French security forces raided the homes of President El Khoury, Prime Minister Riad Al Solh, and all but two members of the Cabinet, including future President Camille Chamoun, in reaction to the unilateral Lebanese repeal of the League of Nations' mandate over the country.
High Commissioner Helleu suspended the Lebanese constitution and appointed Émile Eddé as the new President.
The dissolution and unraveling of the French Empire had commenced.
In France, Armée Secrète Resistance fighters led by Colonel Henri Romans-Petit placed flowers at the foot of the memorial for the dead of the Great War in an act of bold defiance of the Germans.
The Red Army took Radomyshi.
Allied bombing of Rabaul ended following a final raid, with nearly every Japanese ship there disabled or destroyed.

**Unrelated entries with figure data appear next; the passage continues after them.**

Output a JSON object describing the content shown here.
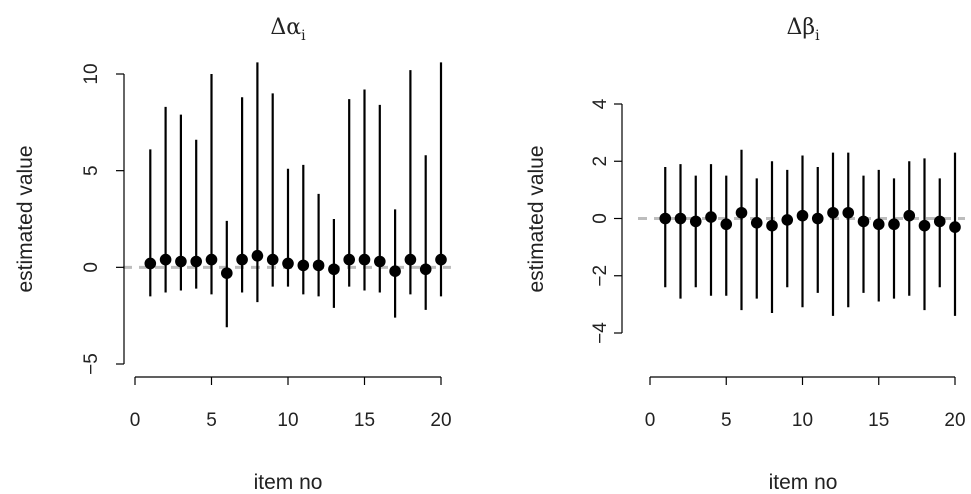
{
  "chart_data": [
    {
      "type": "scatter",
      "title": "Δα",
      "title_subscript": "i",
      "xlabel": "item no",
      "ylabel": "estimated value",
      "xlim": [
        0,
        20
      ],
      "ylim": [
        -5,
        10
      ],
      "xticks": [
        0,
        5,
        10,
        15,
        20
      ],
      "yticks": [
        -5,
        0,
        5,
        10
      ],
      "reference_line": 0,
      "grid": false,
      "points": [
        {
          "x": 1,
          "y": 0.2,
          "lower": -1.5,
          "upper": 6.1
        },
        {
          "x": 2,
          "y": 0.4,
          "lower": -1.3,
          "upper": 8.3
        },
        {
          "x": 3,
          "y": 0.3,
          "lower": -1.2,
          "upper": 7.9
        },
        {
          "x": 4,
          "y": 0.3,
          "lower": -1.1,
          "upper": 6.6
        },
        {
          "x": 5,
          "y": 0.4,
          "lower": -1.4,
          "upper": 10.0
        },
        {
          "x": 6,
          "y": -0.3,
          "lower": -3.1,
          "upper": 2.4
        },
        {
          "x": 7,
          "y": 0.4,
          "lower": -1.3,
          "upper": 8.8
        },
        {
          "x": 8,
          "y": 0.6,
          "lower": -1.8,
          "upper": 10.6
        },
        {
          "x": 9,
          "y": 0.4,
          "lower": -1.0,
          "upper": 9.0
        },
        {
          "x": 10,
          "y": 0.2,
          "lower": -1.0,
          "upper": 5.1
        },
        {
          "x": 11,
          "y": 0.1,
          "lower": -1.4,
          "upper": 5.3
        },
        {
          "x": 12,
          "y": 0.1,
          "lower": -1.5,
          "upper": 3.8
        },
        {
          "x": 13,
          "y": -0.1,
          "lower": -2.1,
          "upper": 2.5
        },
        {
          "x": 14,
          "y": 0.4,
          "lower": -1.0,
          "upper": 8.7
        },
        {
          "x": 15,
          "y": 0.4,
          "lower": -1.2,
          "upper": 9.2
        },
        {
          "x": 16,
          "y": 0.3,
          "lower": -1.3,
          "upper": 8.4
        },
        {
          "x": 17,
          "y": -0.2,
          "lower": -2.6,
          "upper": 3.0
        },
        {
          "x": 18,
          "y": 0.4,
          "lower": -1.4,
          "upper": 10.2
        },
        {
          "x": 19,
          "y": -0.1,
          "lower": -2.2,
          "upper": 5.8
        },
        {
          "x": 20,
          "y": 0.4,
          "lower": -1.5,
          "upper": 10.6
        }
      ]
    },
    {
      "type": "scatter",
      "title": "Δβ",
      "title_subscript": "i",
      "xlabel": "item no",
      "ylabel": "estimated value",
      "xlim": [
        0,
        20
      ],
      "ylim": [
        -4,
        4
      ],
      "xticks": [
        0,
        5,
        10,
        15,
        20
      ],
      "yticks": [
        -4,
        -2,
        0,
        2,
        4
      ],
      "reference_line": 0,
      "grid": false,
      "points": [
        {
          "x": 1,
          "y": 0.0,
          "lower": -2.4,
          "upper": 1.8
        },
        {
          "x": 2,
          "y": 0.0,
          "lower": -2.8,
          "upper": 1.9
        },
        {
          "x": 3,
          "y": -0.1,
          "lower": -2.4,
          "upper": 1.5
        },
        {
          "x": 4,
          "y": 0.05,
          "lower": -2.7,
          "upper": 1.9
        },
        {
          "x": 5,
          "y": -0.2,
          "lower": -2.7,
          "upper": 1.5
        },
        {
          "x": 6,
          "y": 0.2,
          "lower": -3.2,
          "upper": 2.4
        },
        {
          "x": 7,
          "y": -0.15,
          "lower": -2.8,
          "upper": 1.4
        },
        {
          "x": 8,
          "y": -0.25,
          "lower": -3.3,
          "upper": 2.0
        },
        {
          "x": 9,
          "y": -0.05,
          "lower": -2.4,
          "upper": 1.7
        },
        {
          "x": 10,
          "y": 0.1,
          "lower": -3.1,
          "upper": 2.2
        },
        {
          "x": 11,
          "y": 0.0,
          "lower": -2.6,
          "upper": 1.8
        },
        {
          "x": 12,
          "y": 0.2,
          "lower": -3.4,
          "upper": 2.3
        },
        {
          "x": 13,
          "y": 0.2,
          "lower": -3.1,
          "upper": 2.3
        },
        {
          "x": 14,
          "y": -0.1,
          "lower": -2.6,
          "upper": 1.5
        },
        {
          "x": 15,
          "y": -0.2,
          "lower": -2.9,
          "upper": 1.7
        },
        {
          "x": 16,
          "y": -0.2,
          "lower": -2.8,
          "upper": 1.4
        },
        {
          "x": 17,
          "y": 0.1,
          "lower": -2.7,
          "upper": 2.0
        },
        {
          "x": 18,
          "y": -0.25,
          "lower": -3.2,
          "upper": 2.1
        },
        {
          "x": 19,
          "y": -0.1,
          "lower": -2.4,
          "upper": 1.4
        },
        {
          "x": 20,
          "y": -0.3,
          "lower": -3.4,
          "upper": 2.3
        }
      ]
    }
  ]
}
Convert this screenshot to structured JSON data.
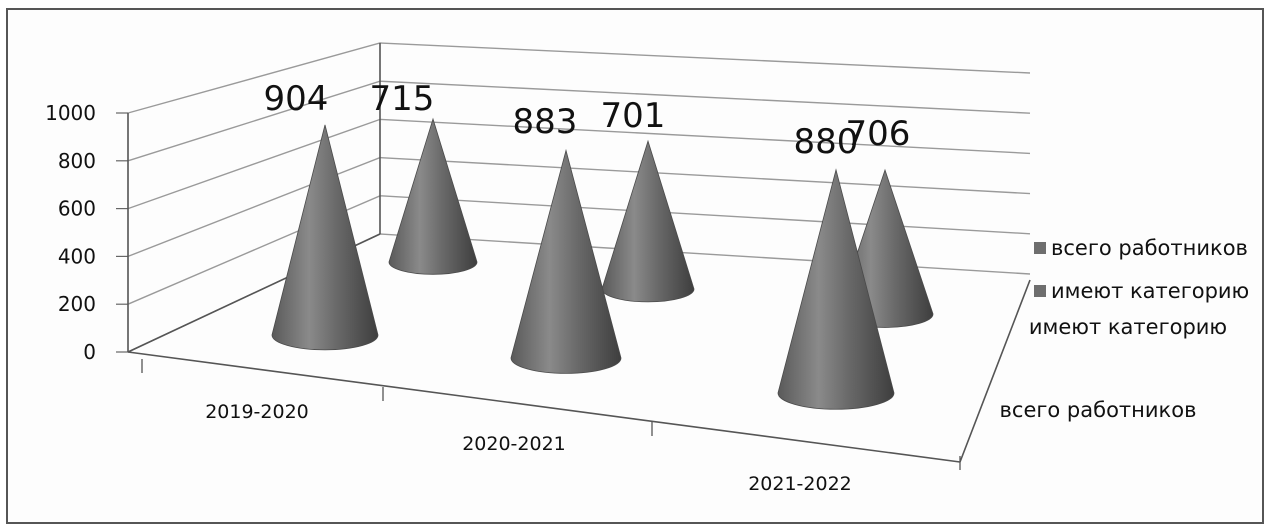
{
  "chart_data": {
    "type": "bar",
    "subtype": "3d-cone",
    "categories": [
      "2019-2020",
      "2020-2021",
      "2021-2022"
    ],
    "series": [
      {
        "name": "всего работников",
        "values": [
          904,
          883,
          880
        ]
      },
      {
        "name": "имеют категорию",
        "values": [
          715,
          701,
          706
        ]
      }
    ],
    "ylim": [
      0,
      1000
    ],
    "yticks": [
      0,
      200,
      400,
      600,
      800,
      1000
    ],
    "grid": true,
    "depth_axis_labels": [
      "имеют категорию",
      "всего работников"
    ],
    "legend": "right",
    "colors": {
      "cone": "#6e6e6e",
      "grid": "#9a9a9a",
      "text": "#111111"
    }
  }
}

Sarah Sundin notes something about that raid:
Today in World War II History—November 11, 1943: In Rabaul raid, US Navy Curtiss SB2C Helldiver makes its combat debut. US Eighth Air Force activates “Carpetbagger” squadrons to deliver supplies to resistance.
The film Sahara, with heroic Allies stranded in the desert, and even a sympathetic Italian character, holding off the Germans, was released.
Three Allied transport ships and a tanker are sunk east of Oran in a major Luftwaffe raid.